Imigrasi Jakbar Deportasi Empat WNA Pakistan: Modus Investasi Fiktif dan Penipuan Visa
Kantor Imigrasi Jakarta Barat mendeportasi empat warga negara Pakistan karena memberikan informasi palsu terkait izin tinggal, termasuk dugaan investasi fiktif dan penipuan visa.

Jakarta, 5 Mei 2024 - Kantor Imigrasi Kelas I Khusus Non TPI Jakarta Barat baru-baru ini mendeportasi empat warga negara asing (WNA) asal Pakistan. Keempat WNA tersebut, IHB, UAB, IH, dan AQ, terbukti memberikan informasi palsu dalam proses pengajuan izin tinggal di Indonesia. Penindakan tegas ini dilakukan setelah petugas imigrasi melakukan patroli rutin di wilayah Tamansari, Jakarta Barat pada Rabu, 23 April 2024.
Kepala Kantor Wilayah Direktorat Jenderal Imigrasi DKI Jakarta, Arief Munandar, menjelaskan kronologi penangkapan tersebut dalam jumpa pers di Jakarta. Tiga WNA (IHB, UAB, dan IH) diketahui menggunakan izin tinggal terbatas investor (KITAS) dengan kategori penanaman modal asing (PMA) E28A. Namun, investigasi mendalam mengungkap fakta mengejutkan: perusahaan yang menjadi sponsor mereka diduga fiktif.
Lebih mengejutkan lagi, "Bahkan, mereka tidak mengetahui perusahaan yang menjadi sponsor izin tinggalnya," ungkap Arief. Ketiga WNA tersebut juga terdeteksi tinggal di alamat yang berbeda dari yang tercantum dalam dokumen keimigrasian mereka. Sementara itu, WNA lainnya, AQ, mengaku masuk ke Indonesia bukan untuk berinvestasi, melainkan untuk mengumpulkan cap paspor guna mempermudah perjalanan ke Eropa. Tindakan AQ ini diduga melanggar Pasal 123 Undang-Undang Nomor 6 Tahun 2011 tentang Keimigrasian.
Modus Operandi Para WNA
Kepala Bidang Intelijen dan Penindakan Keimigrasian Kantor Imigrasi Kelas I Khusus Non TPI Jakarta Barat, Yoga Kharisma Suhud, memberikan detail lebih lanjut. Tiga WNA (IHB, UAB, dan IH) telah berada di Indonesia selama dua bulan, sementara AQ telah berada di Indonesia sejak Februari 2024 dengan aktivitas yang tidak jelas. Investasi yang diklaim para WNA, terkait pakaian dan emas, ternyata juga fiktif. Mereka mengaku tidak mengetahui sponsor dan penjamin investasi tersebut.

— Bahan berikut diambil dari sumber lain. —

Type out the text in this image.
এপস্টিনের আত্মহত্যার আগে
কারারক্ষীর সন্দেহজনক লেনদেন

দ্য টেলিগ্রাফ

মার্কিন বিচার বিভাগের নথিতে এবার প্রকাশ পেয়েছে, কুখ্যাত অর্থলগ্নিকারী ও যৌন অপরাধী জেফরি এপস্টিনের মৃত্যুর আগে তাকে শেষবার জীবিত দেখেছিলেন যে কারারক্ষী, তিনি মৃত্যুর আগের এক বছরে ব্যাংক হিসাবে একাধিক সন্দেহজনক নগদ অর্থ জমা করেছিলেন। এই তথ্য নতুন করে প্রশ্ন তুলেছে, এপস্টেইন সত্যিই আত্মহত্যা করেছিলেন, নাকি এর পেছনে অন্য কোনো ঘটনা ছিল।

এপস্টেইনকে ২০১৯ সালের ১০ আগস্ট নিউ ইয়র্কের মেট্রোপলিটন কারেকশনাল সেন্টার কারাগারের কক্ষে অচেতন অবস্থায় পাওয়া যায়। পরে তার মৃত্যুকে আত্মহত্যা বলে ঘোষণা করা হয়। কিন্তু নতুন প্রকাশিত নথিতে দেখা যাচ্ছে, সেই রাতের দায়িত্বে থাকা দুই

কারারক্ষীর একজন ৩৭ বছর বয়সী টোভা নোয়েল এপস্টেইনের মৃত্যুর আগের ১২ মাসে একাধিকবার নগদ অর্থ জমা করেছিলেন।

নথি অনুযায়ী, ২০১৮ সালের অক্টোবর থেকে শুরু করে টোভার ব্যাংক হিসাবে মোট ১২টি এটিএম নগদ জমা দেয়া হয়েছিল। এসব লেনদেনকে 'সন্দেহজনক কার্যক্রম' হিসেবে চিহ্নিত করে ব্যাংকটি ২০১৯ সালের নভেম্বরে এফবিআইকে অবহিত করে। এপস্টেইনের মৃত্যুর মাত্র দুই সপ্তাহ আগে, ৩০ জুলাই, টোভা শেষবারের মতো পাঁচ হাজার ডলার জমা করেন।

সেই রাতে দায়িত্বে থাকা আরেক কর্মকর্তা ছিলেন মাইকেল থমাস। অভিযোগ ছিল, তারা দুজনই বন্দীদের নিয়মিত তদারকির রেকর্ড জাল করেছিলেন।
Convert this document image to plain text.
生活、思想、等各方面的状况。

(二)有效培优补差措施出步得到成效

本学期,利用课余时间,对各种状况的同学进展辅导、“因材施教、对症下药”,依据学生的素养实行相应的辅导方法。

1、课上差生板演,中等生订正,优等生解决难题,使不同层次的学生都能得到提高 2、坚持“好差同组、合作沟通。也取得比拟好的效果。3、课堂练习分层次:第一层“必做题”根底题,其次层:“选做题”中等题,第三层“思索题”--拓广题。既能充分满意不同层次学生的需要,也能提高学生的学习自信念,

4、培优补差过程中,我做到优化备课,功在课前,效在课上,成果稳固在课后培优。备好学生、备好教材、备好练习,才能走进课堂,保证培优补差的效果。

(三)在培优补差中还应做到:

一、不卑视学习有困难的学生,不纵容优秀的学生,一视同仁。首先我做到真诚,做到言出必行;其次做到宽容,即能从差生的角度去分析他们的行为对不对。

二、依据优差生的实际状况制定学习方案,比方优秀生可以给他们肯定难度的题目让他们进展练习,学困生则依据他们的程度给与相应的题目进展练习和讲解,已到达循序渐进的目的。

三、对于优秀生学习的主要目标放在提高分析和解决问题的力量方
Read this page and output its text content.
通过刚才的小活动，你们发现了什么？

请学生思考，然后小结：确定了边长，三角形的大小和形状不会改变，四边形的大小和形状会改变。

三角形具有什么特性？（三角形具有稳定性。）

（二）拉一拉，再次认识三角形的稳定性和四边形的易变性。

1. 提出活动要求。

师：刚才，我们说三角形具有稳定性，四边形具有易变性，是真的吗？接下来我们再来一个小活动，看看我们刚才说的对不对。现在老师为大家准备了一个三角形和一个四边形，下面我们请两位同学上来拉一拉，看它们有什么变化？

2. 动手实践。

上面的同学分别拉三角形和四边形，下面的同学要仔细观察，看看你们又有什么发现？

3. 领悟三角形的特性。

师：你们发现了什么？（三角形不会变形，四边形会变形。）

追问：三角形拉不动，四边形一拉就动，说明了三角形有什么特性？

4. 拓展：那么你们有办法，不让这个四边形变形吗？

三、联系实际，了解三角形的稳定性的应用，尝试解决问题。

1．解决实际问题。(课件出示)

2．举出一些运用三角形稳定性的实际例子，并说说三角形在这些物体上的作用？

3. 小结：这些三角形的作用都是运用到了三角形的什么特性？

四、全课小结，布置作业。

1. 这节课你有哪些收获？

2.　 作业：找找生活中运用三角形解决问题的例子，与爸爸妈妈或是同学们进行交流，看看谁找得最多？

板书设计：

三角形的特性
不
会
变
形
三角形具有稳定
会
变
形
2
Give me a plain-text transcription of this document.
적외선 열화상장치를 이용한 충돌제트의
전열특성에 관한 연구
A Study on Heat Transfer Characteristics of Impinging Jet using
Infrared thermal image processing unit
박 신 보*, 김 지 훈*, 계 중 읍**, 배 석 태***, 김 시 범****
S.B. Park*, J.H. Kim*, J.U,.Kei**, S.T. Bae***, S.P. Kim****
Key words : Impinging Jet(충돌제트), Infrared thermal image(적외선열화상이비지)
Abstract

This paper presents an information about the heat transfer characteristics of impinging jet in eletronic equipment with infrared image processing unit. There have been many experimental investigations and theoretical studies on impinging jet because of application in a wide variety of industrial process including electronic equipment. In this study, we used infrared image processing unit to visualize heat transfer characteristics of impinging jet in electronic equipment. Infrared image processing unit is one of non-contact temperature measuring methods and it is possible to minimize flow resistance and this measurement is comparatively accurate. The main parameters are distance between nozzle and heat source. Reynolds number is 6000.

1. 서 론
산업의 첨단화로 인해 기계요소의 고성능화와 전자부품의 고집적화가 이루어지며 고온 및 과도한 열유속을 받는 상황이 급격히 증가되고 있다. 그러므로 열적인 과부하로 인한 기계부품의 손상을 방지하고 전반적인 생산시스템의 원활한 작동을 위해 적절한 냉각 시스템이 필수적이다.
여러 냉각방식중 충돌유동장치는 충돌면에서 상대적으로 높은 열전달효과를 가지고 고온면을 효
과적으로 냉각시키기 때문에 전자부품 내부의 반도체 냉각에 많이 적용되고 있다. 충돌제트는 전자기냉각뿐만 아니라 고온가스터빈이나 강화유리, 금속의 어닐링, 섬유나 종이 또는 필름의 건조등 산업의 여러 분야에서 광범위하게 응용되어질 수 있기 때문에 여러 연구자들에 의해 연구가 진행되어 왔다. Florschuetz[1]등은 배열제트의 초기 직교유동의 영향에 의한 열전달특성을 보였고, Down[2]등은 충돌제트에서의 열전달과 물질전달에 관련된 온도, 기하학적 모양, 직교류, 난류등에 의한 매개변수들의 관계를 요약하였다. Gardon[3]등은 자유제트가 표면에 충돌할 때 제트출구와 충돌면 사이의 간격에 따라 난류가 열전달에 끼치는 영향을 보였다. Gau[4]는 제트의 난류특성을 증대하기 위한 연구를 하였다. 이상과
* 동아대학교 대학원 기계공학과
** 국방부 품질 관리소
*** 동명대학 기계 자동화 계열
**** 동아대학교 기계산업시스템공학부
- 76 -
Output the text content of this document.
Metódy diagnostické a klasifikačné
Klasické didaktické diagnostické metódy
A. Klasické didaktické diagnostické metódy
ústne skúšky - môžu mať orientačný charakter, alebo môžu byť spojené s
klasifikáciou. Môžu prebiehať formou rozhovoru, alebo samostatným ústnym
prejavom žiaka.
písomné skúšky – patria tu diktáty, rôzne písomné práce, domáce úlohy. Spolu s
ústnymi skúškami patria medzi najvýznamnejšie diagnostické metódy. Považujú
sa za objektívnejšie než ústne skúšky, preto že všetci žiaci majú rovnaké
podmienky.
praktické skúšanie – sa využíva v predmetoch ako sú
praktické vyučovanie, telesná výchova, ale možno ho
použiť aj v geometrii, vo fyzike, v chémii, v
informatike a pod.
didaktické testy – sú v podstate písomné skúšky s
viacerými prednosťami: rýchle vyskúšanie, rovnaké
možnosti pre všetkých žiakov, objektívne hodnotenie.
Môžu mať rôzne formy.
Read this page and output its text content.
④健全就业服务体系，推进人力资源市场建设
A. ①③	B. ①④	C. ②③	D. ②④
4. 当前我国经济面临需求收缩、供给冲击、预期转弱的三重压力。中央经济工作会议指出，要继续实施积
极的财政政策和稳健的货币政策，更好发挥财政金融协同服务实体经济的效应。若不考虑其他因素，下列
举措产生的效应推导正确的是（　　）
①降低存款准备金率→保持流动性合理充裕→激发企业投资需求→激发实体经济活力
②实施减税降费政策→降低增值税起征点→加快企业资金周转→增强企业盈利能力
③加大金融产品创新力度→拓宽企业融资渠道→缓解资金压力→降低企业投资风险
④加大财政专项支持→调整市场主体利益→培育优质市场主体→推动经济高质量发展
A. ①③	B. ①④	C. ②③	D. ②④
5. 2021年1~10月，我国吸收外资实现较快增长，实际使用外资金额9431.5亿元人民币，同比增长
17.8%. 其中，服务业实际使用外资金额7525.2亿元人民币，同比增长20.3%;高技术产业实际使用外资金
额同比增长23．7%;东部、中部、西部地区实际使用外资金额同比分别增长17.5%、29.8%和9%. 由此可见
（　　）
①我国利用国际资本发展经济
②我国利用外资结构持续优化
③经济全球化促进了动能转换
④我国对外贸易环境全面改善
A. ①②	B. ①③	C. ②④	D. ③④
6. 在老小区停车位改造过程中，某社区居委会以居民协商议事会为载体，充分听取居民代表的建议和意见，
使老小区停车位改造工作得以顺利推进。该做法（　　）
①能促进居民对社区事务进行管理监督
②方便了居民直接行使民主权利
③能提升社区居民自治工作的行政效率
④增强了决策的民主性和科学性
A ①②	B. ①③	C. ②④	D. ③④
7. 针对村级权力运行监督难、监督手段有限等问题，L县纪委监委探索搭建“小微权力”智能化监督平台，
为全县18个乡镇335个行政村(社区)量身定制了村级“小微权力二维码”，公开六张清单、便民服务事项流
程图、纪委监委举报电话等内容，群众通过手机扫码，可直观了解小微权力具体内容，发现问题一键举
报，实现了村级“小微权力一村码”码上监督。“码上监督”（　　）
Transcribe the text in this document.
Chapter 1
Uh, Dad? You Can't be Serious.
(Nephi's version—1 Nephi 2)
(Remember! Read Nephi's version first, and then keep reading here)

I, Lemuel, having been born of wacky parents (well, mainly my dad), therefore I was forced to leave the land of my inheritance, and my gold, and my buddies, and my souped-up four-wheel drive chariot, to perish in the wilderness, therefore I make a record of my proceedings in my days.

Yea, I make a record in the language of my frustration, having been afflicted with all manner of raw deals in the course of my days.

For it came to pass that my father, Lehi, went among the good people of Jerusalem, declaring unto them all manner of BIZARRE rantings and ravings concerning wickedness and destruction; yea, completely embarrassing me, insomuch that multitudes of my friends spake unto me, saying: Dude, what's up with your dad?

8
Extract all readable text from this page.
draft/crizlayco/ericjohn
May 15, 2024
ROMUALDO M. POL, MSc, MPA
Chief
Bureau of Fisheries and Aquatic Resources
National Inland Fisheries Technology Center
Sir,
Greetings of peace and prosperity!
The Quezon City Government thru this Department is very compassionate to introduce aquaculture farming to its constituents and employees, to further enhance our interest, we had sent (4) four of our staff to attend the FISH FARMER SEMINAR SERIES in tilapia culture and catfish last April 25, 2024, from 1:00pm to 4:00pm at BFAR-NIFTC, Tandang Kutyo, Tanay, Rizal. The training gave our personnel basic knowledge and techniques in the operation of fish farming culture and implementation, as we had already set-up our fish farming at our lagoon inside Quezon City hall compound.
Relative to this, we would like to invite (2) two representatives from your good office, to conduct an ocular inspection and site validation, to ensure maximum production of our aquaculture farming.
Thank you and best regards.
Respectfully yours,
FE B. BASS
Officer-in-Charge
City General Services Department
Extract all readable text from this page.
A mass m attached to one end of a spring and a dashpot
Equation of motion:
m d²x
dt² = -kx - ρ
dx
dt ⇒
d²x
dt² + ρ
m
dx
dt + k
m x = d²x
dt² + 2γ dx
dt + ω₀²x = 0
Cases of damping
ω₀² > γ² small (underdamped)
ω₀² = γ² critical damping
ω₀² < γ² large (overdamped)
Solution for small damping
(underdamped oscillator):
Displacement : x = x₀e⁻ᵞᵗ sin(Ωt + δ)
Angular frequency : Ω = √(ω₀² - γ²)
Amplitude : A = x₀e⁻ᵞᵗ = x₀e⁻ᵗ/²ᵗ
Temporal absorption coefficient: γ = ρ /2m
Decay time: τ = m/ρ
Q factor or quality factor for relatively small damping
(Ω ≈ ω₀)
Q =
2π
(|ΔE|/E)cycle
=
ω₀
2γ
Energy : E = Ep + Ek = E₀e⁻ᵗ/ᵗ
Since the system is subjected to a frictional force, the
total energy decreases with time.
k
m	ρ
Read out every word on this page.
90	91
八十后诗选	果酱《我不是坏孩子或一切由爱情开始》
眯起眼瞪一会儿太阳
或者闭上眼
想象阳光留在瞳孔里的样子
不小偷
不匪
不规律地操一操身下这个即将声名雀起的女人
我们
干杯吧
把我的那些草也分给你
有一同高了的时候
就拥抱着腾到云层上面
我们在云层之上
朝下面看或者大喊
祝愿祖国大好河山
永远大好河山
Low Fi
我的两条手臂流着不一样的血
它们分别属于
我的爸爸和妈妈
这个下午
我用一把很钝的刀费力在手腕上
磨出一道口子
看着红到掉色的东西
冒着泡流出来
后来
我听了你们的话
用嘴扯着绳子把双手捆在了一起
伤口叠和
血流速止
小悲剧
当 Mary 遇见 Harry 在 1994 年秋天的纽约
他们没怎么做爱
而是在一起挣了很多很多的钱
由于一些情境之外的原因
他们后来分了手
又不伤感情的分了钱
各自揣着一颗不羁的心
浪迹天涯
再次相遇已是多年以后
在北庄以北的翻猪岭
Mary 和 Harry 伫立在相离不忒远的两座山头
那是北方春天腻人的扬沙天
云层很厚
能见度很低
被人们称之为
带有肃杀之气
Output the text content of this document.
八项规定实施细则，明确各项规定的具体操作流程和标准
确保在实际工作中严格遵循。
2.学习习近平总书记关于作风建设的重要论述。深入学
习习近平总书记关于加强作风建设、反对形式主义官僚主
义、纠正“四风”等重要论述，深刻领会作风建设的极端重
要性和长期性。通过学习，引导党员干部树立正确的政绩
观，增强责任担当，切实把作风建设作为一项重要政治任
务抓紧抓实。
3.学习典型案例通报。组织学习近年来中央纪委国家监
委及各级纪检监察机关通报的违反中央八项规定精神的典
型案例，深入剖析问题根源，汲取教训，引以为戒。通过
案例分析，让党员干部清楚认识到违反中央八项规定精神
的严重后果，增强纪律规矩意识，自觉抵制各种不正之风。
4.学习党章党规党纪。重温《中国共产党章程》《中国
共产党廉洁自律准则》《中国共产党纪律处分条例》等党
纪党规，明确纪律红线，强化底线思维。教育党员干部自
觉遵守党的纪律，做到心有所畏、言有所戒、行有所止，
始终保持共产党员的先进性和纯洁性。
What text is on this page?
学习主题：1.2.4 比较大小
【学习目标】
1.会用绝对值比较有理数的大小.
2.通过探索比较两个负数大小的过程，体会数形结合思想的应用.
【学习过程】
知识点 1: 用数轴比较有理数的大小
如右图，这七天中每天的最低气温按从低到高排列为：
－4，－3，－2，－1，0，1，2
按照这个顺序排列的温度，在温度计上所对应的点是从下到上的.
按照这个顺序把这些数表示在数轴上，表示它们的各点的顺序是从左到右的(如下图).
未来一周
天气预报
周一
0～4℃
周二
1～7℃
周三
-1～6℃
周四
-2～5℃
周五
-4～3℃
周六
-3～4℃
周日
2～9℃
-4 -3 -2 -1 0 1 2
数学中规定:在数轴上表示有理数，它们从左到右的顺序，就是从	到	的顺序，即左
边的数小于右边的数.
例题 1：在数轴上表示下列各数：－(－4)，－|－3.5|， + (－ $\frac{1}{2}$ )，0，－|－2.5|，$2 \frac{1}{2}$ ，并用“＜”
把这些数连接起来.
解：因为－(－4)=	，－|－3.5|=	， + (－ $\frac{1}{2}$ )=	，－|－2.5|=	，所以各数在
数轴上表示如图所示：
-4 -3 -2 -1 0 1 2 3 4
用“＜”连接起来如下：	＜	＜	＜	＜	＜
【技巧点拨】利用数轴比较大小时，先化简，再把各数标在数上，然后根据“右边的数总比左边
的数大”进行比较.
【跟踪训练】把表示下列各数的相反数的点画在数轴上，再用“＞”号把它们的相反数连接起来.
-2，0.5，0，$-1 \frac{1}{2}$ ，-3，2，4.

Suhud menambahkan, "Kami temukan di tahun 2024 ini memang banyak macam modusnya, ada yang mau minta cap untuk izin ke negara yang mereka tuju, padahal saat diselidiki, mereka tak jelas (tujuan tinggalnya)." Kasus ini mengungkap kecenderungan baru dalam penipuan visa dan eksploitasi sistem izin tinggal di Indonesia.
Modus operandi yang digunakan para WNA ini terbilang canggih dan perlu diwaspadai. Mereka memanfaatkan celah sistem dengan menggunakan dokumen palsu dan memberikan informasi yang tidak benar. Hal ini menunjukkan pentingnya pengawasan yang ketat dan peningkatan sistem verifikasi data keimigrasian.
Sanksi dan Harapan Ke Depan
Atas pelanggaran tersebut, keempat WNA dikenakan sanksi administratif keimigrasian berupa penahanan dan proses penegakan hukum keimigrasian. Kepala Kantor Imigrasi Kelas I Khusus Non TPI Jakarta Barat, Nur Raisha Pujiastuti, berharap kasus ini dapat meningkatkan kewaspadaan dan efektivitas pengawasan keimigrasian di Jakarta Barat.
"Semoga hasil ini menjadi pemicu bagi seluruh jajaran petugas imigrasi untuk semakin optimal dalam mengawasi dan menegakkan aturan keimigrasian," imbuhnya. Kasus ini menjadi pengingat pentingnya memperketat pengawasan dan meningkatkan sistem verifikasi untuk mencegah praktik penipuan serupa di masa mendatang. Peningkatan kolaborasi antar instansi terkait juga diperlukan untuk mengatasi masalah ini secara komprehensif.
Kejadian ini juga menyoroti pentingnya transparansi dan akuntabilitas dalam proses pengajuan izin tinggal. Pemerintah perlu melakukan evaluasi dan perbaikan sistem untuk mencegah penyalahgunaan izin tinggal oleh WNA yang bertujuan melanggar hukum.